O Steven Wright - um INTP entre os INTP's - freqüentemente conta uma história supostamente verídica de como, por volta dos oito anos, teria ido se queixar a uma professora no final da aula.
"I don't get it", dizia ele. A professora, provavelmente uma dessas moças prestativas mas essencialmente clueless em relação às nervuras do real - não muito diferente de D. Ottalice - respondeu algo do tipo "O que, precisamente, você não entende?"
"What, exactly, don't you get?". Apontando para a rua, para as pessoas, o jovem Steven Wright responde:
"Just in general. I don't get it."
Este é um mundo realmente esquisito, mesmo para pessoas inerentemente melhor adaptadas a ele, como a Ralissa. Em recente ensaio no Tostando M., ela discorre de modo meio amorfo sobre tipos de amizade.
A verdade é que eu não entendi muita coisa, e acabei deixando um comentário que em linhas gerais eu conhecia dois tipos de pessoas - aquelas de que gosto, e aquelas que são como vegetação com pernas e bocas, uma espécie ambulante da Grande Planta do filme "Little Shop of Horrors".
Eu sempre fui bastante positivo em relação a não trabalhar com categorias confusas, e usar de modo naïf as idéias dicotômicas de gostar e não gostar. E isso pode ser muito problemático, porque as relações que as pessoas estabelecem acontecem dentro de um espectro muito denso, e acaba que eu não consigo estabelecer uma diferença entre a Aninha Rebel, que me procura quando ela está deprimida, e a Ralissa, que me procura quando eu estou deprimido.
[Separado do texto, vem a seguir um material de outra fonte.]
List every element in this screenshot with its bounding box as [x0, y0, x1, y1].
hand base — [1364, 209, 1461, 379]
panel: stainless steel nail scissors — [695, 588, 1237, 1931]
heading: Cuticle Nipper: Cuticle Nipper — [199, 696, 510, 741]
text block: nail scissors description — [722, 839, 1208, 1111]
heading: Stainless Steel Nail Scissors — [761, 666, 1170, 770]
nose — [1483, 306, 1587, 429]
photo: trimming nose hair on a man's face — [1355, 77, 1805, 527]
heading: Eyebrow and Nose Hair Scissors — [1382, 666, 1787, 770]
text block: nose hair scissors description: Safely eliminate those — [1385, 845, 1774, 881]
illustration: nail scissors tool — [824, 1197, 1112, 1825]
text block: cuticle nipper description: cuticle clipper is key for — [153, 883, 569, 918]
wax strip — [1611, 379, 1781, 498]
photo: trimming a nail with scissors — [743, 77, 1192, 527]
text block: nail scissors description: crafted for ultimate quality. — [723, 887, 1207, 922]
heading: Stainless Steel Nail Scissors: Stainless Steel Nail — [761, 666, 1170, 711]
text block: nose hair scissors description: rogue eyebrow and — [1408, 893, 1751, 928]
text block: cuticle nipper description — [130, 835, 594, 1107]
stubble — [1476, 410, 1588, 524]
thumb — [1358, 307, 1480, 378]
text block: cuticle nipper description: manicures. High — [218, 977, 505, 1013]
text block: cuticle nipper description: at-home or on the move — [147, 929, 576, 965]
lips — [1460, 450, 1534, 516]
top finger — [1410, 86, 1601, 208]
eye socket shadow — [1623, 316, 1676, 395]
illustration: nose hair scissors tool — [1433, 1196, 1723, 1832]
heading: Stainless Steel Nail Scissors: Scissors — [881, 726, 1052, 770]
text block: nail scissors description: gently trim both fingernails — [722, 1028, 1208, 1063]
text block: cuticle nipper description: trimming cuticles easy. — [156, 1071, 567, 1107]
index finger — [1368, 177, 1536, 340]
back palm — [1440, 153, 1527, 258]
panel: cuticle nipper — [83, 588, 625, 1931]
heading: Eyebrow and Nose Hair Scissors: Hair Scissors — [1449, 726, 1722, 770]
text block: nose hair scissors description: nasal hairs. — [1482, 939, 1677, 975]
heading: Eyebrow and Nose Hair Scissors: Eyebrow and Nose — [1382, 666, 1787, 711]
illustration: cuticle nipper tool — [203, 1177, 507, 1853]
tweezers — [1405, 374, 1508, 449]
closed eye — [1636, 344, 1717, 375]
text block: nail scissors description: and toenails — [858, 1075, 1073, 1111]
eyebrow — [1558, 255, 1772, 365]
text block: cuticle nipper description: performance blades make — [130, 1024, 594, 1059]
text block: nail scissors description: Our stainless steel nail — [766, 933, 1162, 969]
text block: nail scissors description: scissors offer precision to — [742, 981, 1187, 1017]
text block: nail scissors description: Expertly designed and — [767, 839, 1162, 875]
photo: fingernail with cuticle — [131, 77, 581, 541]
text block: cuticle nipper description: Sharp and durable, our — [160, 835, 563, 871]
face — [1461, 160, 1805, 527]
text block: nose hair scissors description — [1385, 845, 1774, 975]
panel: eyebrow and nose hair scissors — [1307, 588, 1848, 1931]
Pareceria que eu tenho muitos amigos. No total devem ser umas quinze pessoas, mas são pessoas tão ricas, e tão diferentes, que fica a sensação de que são muito mais.
Outro dia, na pressa de encontrar uma moldura teórica que fizesse sentido e me permitisse fugir de uma conversa mais emocional, defini "amizade" como uma "cooperativa de seguro existencial". E é verdade que você começa a gostar das pessoas por alguma razão específica - o Cláudio, porque ele me relembra do que posso ser, o Caio, porque ele me lembra que se der tudo errado, não será uma catástrofe digna de suicídio ritual japonês, o Yie Chen, porque me lembra de que há pessoas como eu perambulando pelo mundo, a Ralissa, porque ela me lembra que é ok ser uma pessoa realmente estranha, o Bernardo, porque ele me faz ter certeza que é possível ir até o topo tendo as melhores intenções - e inclusive a Aninha Rebel - porque, quando ela aparece, me relembra de que a minha angústia não é única, e que everybody hurts.
Conversar com essas pessoas (às vezes simplesmente estar com essas pessoas) sempre aliviou o mal-estar essencial ao morar em um mundo que não é o seu mundo, mas é um mundo construído espontânea e histericamente por e para ESFJs espontâneos e histéricos.
Claro, por pura lógica, o mero fato de saber que essas pessoas existem seria o suficente para lidar com o mal-estar. O estranho é que mesmo para além do efeito terapêutico sobre a minha inadaptação fundamental, eu continuo gostando delas. O mundo é tão mais rico com elas dentro.